O mercado de seguros no Brasil se divide em diferentes segmentos. Cada um atende necessidades específicas:

  • Seguros patrimoniais e operacionais;
  • Seguros de responsabilidade civil;
  • Seguros de garantia;
  • Seguros de engenharia.

Nesse contexto, o seguro-garantia se destaca em contratos públicos e privados. Ele assegura o cumprimento de obrigações contratuais.

Por outro lado, o seguro de risco de engenharia cobre danos ocorridos durante a execução das obras. Assim, ele atende empresas que atuam em construção e infraestrutura.
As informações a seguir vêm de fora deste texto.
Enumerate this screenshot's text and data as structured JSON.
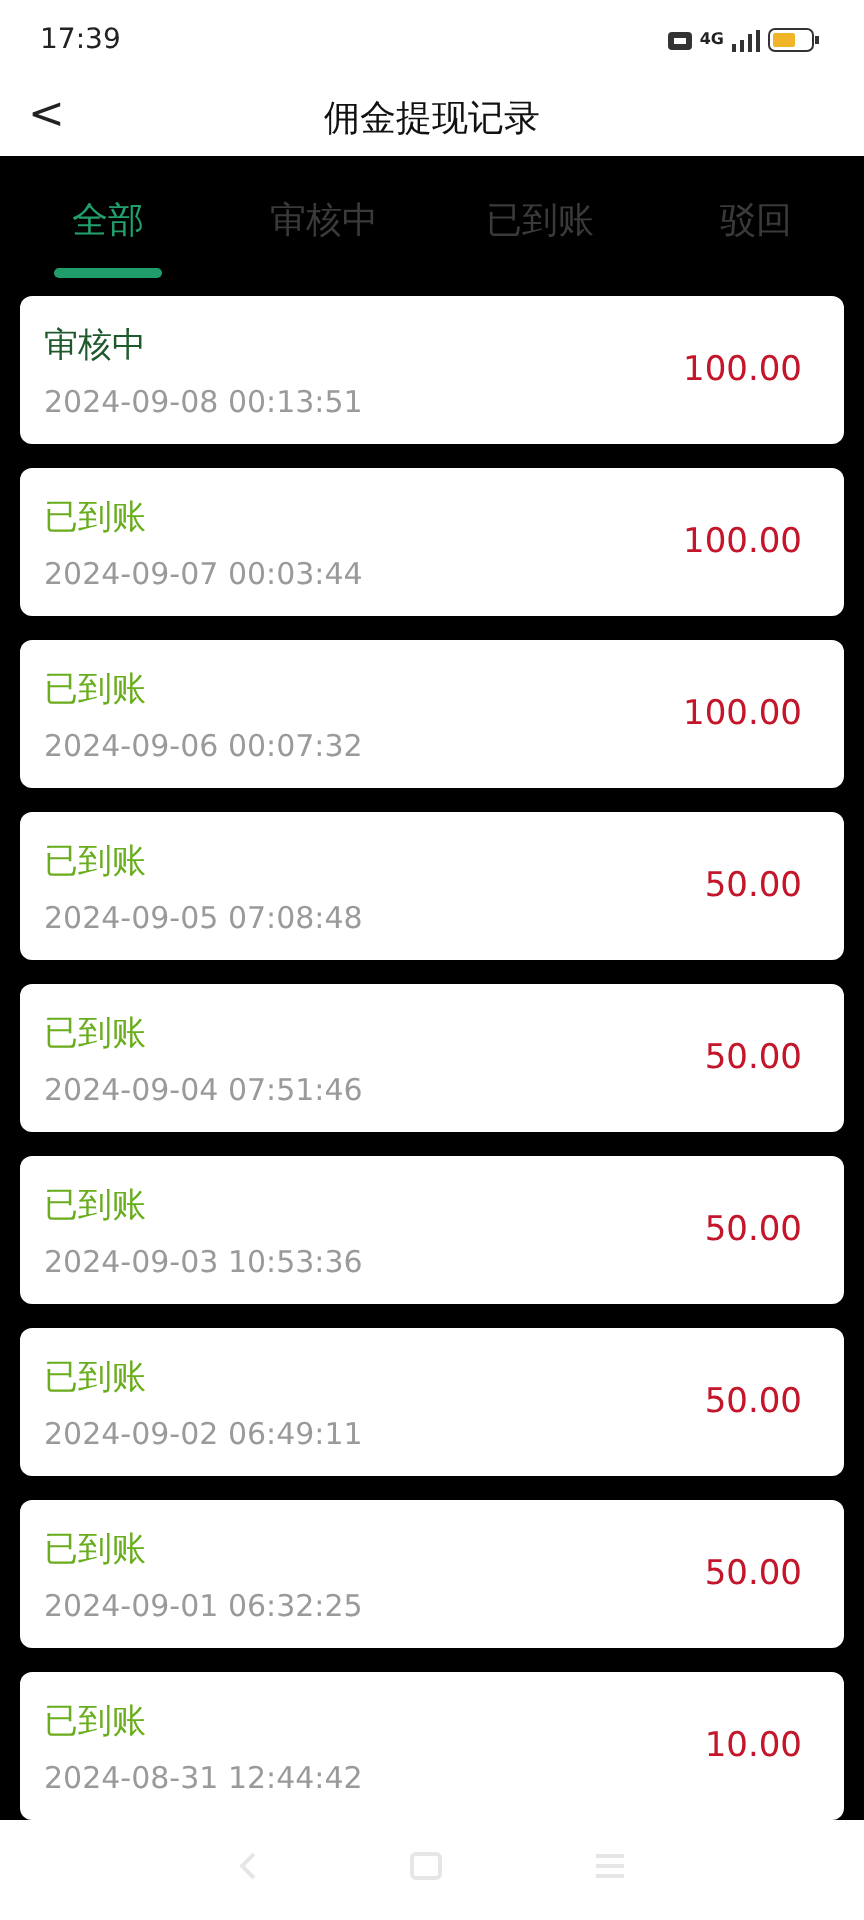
{
  "status_bar": {
    "time": "17:39",
    "network": "4G"
  },
  "header": {
    "back": "<",
    "title": "佣金提现记录"
  },
  "tabs": [
    {
      "label": "全部",
      "selected": true
    },
    {
      "label": "审核中",
      "selected": false
    },
    {
      "label": "已到账",
      "selected": false
    },
    {
      "label": "驳回",
      "selected": false
    }
  ],
  "records": [
    {
      "status": "审核中",
      "kind": "reviewing",
      "time": "2024-09-08 00:13:51",
      "amount": "100.00"
    },
    {
      "status": "已到账",
      "kind": "credited",
      "time": "2024-09-07 00:03:44",
      "amount": "100.00"
    },
    {
      "status": "已到账",
      "kind": "credited",
      "time": "2024-09-06 00:07:32",
      "amount": "100.00"
    },
    {
      "status": "已到账",
      "kind": "credited",
      "time": "2024-09-05 07:08:48",
      "amount": "50.00"
    },
    {
      "status": "已到账",
      "kind": "credited",
      "time": "2024-09-04 07:51:46",
      "amount": "50.00"
    },
    {
      "status": "已到账",
      "kind": "credited",
      "time": "2024-09-03 10:53:36",
      "amount": "50.00"
    },
    {
      "status": "已到账",
      "kind": "credited",
      "time": "2024-09-02 06:49:11",
      "amount": "50.00"
    },
    {
      "status": "已到账",
      "kind": "credited",
      "time": "2024-09-01 06:32:25",
      "amount": "50.00"
    },
    {
      "status": "已到账",
      "kind": "credited",
      "time": "2024-08-31 12:44:42",
      "amount": "10.00"
    }
  ]
}
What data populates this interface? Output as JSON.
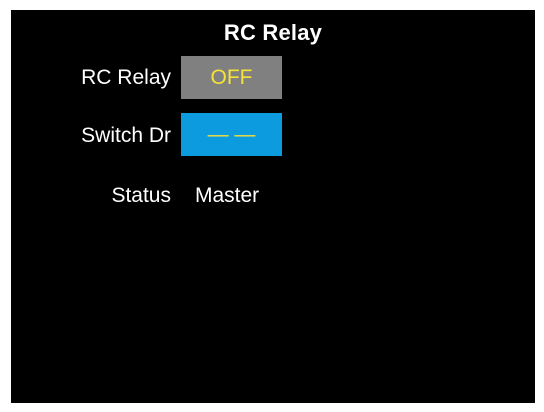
{
  "screen": {
    "title": "RC Relay",
    "rows": {
      "relay": {
        "label": "RC Relay",
        "value": "OFF",
        "bg": "#808080",
        "fg": "#f5e23a"
      },
      "switch": {
        "label": "Switch Dr",
        "value": "— —",
        "bg": "#0d9be0",
        "fg": "#f5e23a"
      },
      "status": {
        "label": "Status",
        "value": "Master"
      }
    }
  }
}
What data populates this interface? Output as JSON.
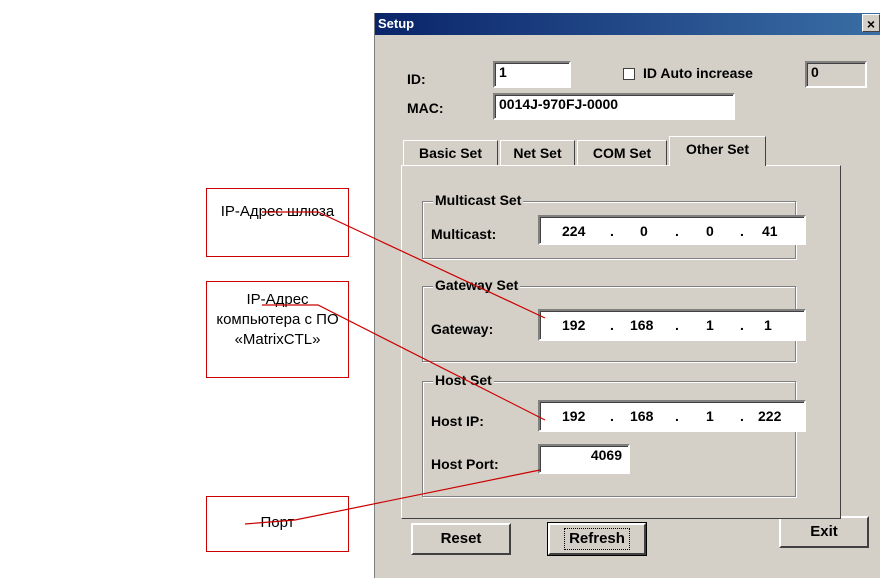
{
  "window": {
    "title": "Setup",
    "close_glyph": "×"
  },
  "header": {
    "id_label": "ID:",
    "id_value": "1",
    "auto_increase_label": "ID Auto increase",
    "auto_increase_checked": false,
    "auto_increase_value": "0",
    "mac_label": "MAC:",
    "mac_value": "0014J-970FJ-0000"
  },
  "tabs": [
    {
      "label": "Basic Set"
    },
    {
      "label": "Net Set"
    },
    {
      "label": "COM Set"
    },
    {
      "label": "Other Set",
      "active": true
    }
  ],
  "multicast": {
    "legend": "Multicast Set",
    "label": "Multicast:",
    "octets": [
      "224",
      "0",
      "0",
      "41"
    ]
  },
  "gateway": {
    "legend": "Gateway Set",
    "label": "Gateway:",
    "octets": [
      "192",
      "168",
      "1",
      "1"
    ]
  },
  "host": {
    "legend": "Host Set",
    "ip_label": "Host IP:",
    "octets": [
      "192",
      "168",
      "1",
      "222"
    ],
    "port_label": "Host Port:",
    "port_value": "4069"
  },
  "ip_separator": ".",
  "buttons": {
    "reset": "Reset",
    "refresh": "Refresh",
    "exit": "Exit"
  },
  "annotations": {
    "gateway_ip": "IP-Адрес шлюза",
    "host_ip_line1": "IP-Адрес",
    "host_ip_line2": "компьютера с ПО",
    "host_ip_line3": "«MatrixCTL»",
    "port": "Порт"
  },
  "colors": {
    "dialog": "#d4d0c8",
    "title_from": "#0a246a",
    "title_to": "#3a6ea5",
    "callout": "#cc0000"
  }
}
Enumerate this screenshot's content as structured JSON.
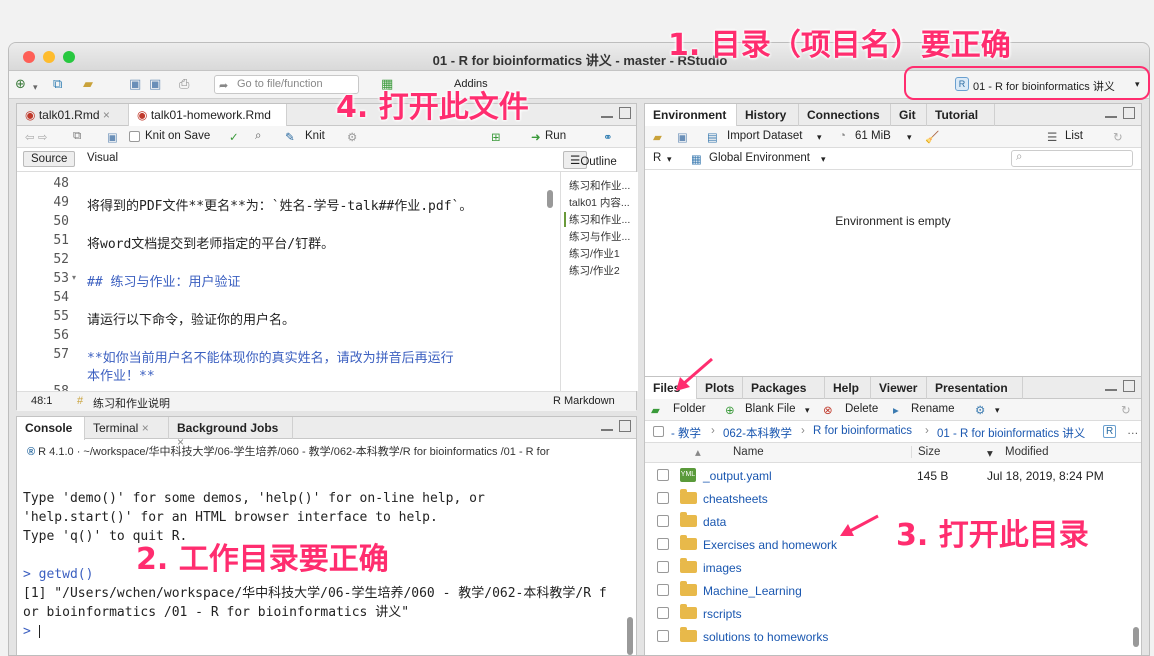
{
  "window": {
    "title": "01 - R for bioinformatics 讲义 - master - RStudio"
  },
  "toolbar": {
    "goto_placeholder": "Go to file/function",
    "addins": "Addins",
    "project": "01 - R for bioinformatics 讲义"
  },
  "source": {
    "tabs": [
      "talk01.Rmd",
      "talk01-homework.Rmd"
    ],
    "knit_on_save": "Knit on Save",
    "knit": "Knit",
    "run": "Run",
    "mode_source": "Source",
    "mode_visual": "Visual",
    "outline": "Outline",
    "lines": [
      {
        "n": "48",
        "text": ""
      },
      {
        "n": "49",
        "text": "将得到的PDF文件**更名**为：`姓名-学号-talk##作业.pdf`。"
      },
      {
        "n": "50",
        "text": ""
      },
      {
        "n": "51",
        "text": "将word文档提交到老师指定的平台/钉群。"
      },
      {
        "n": "52",
        "text": ""
      },
      {
        "n": "53",
        "text": "## 练习与作业：用户验证"
      },
      {
        "n": "54",
        "text": ""
      },
      {
        "n": "55",
        "text": "请运行以下命令，验证你的用户名。"
      },
      {
        "n": "56",
        "text": ""
      },
      {
        "n": "57",
        "text": "**如你当前用户名不能体现你的真实姓名，请改为拼音后再运行"
      },
      {
        "n": "",
        "text": "本作业！**"
      },
      {
        "n": "58",
        "text": ""
      }
    ],
    "outline_items": [
      "练习和作业...",
      "talk01 内容...",
      "练习和作业...",
      "练习与作业...",
      "练习/作业1",
      "练习/作业2"
    ],
    "status_pos": "48:1",
    "status_section": "练习和作业说明",
    "status_mode": "R Markdown"
  },
  "console": {
    "tabs": [
      "Console",
      "Terminal",
      "Background Jobs"
    ],
    "path": "R 4.1.0 · ~/workspace/华中科技大学/06-学生培养/060 - 教学/062-本科教学/R for bioinformatics /01 - R for",
    "lines": [
      "Type 'demo()' for some demos, 'help()' for on-line help, or",
      "'help.start()' for an HTML browser interface to help.",
      "Type 'q()' to quit R.",
      "",
      "> getwd()",
      "[1] \"/Users/wchen/workspace/华中科技大学/06-学生培养/060 - 教学/062-本科教学/R f",
      "or bioinformatics /01 - R for bioinformatics 讲义\"",
      ">"
    ]
  },
  "env": {
    "tabs": [
      "Environment",
      "History",
      "Connections",
      "Git",
      "Tutorial"
    ],
    "import": "Import Dataset",
    "mem": "61 MiB",
    "list": "List",
    "r_label": "R",
    "global": "Global Environment",
    "empty": "Environment is empty"
  },
  "files": {
    "tabs": [
      "Files",
      "Plots",
      "Packages",
      "Help",
      "Viewer",
      "Presentation"
    ],
    "actions": [
      "Folder",
      "Blank File",
      "Delete",
      "Rename"
    ],
    "breadcrumb": [
      "- 教学",
      "062-本科教学",
      "R for bioinformatics",
      "01 - R for bioinformatics 讲义"
    ],
    "headers": {
      "name": "Name",
      "size": "Size",
      "modified": "Modified"
    },
    "rows": [
      {
        "name": "_output.yaml",
        "size": "145 B",
        "modified": "Jul 18, 2019, 8:24 PM",
        "type": "file"
      },
      {
        "name": "cheatsheets",
        "size": "",
        "modified": "",
        "type": "folder"
      },
      {
        "name": "data",
        "size": "",
        "modified": "",
        "type": "folder"
      },
      {
        "name": "Exercises and homework",
        "size": "",
        "modified": "",
        "type": "folder"
      },
      {
        "name": "images",
        "size": "",
        "modified": "",
        "type": "folder"
      },
      {
        "name": "Machine_Learning",
        "size": "",
        "modified": "",
        "type": "folder"
      },
      {
        "name": "rscripts",
        "size": "",
        "modified": "",
        "type": "folder"
      },
      {
        "name": "solutions to homeworks",
        "size": "",
        "modified": "",
        "type": "folder"
      }
    ]
  },
  "annotations": {
    "a1": "1. 目录（项目名）要正确",
    "a2": "2. 工作目录要正确",
    "a3": "3. 打开此目录",
    "a4": "4. 打开此文件"
  },
  "colors": {
    "annotation": "#ff2d6f",
    "link": "#1a57b0",
    "heading": "#3b5fc0"
  }
}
Ranking e indicadores do setor

Os rankings variam conforme o critério utilizado. Alguns consideram o volume de prêmios, enquanto outros analisam a satisfação do cliente ou a solvência.

Por isso, a empresa deve evitar decisões baseadas apenas no posicionamento no ranking. Em vez disso, deve analisar dados consistentes e compatíveis com sua necessidade.

Além disso, relatórios da SUSEP e de entidades do setor oferecem informações confiáveis sobre desempenho e participação de mercado.

Como escolher a seguradora adequada

Para escolher entre as melhores seguradoras do Brasil, a empresa deve seguir um processo estruturado.

Primeiro, identificar os riscos que se deseja cobrir. Em seguida, comparar coberturas disponíveis. Depois, avaliar as condições contratuais, os limites e as exclusões.

Além disso, a análise deve incluir suporte técnico e capacidade de atendimento. Isso garante que a seguradora responda adequadamente em caso de sinistro.

Portanto, a escolha não depende apenas do custo, mas da capacidade de resposta e da aderência ao risco.

Papel das seguradoras na gestão de riscos empresariais

As melhores seguradoras do Brasil atuam como parte da estratégia de gestão de riscos das empresas. Elas oferecem cobertura e transferem os impactos financeiros decorrentes de eventos inesperados.

Além disso, ao contratar seguros adequados, a empresa reduz a exposição a perdas que podem afetar sua operação. Por isso, a escolha da seguradora influencia diretamente a continuidade do negócio.

Consequentemente, avaliar a capacidade técnica e financeira da seguradora torna-se um passo necessário para garantir proteção efetiva e previsibilidade operacional.

Como escolher entre as melhores seguradoras com foco em risco e cobertura

As melhores seguradoras do Brasil se definem pela capacidade de atender às necessidades específicas de cada empresa. Ao considerar critérios técnicos e regulatórios, é possível estruturar uma proteção alinhada aos riscos e garantir maior estabilidade operacional.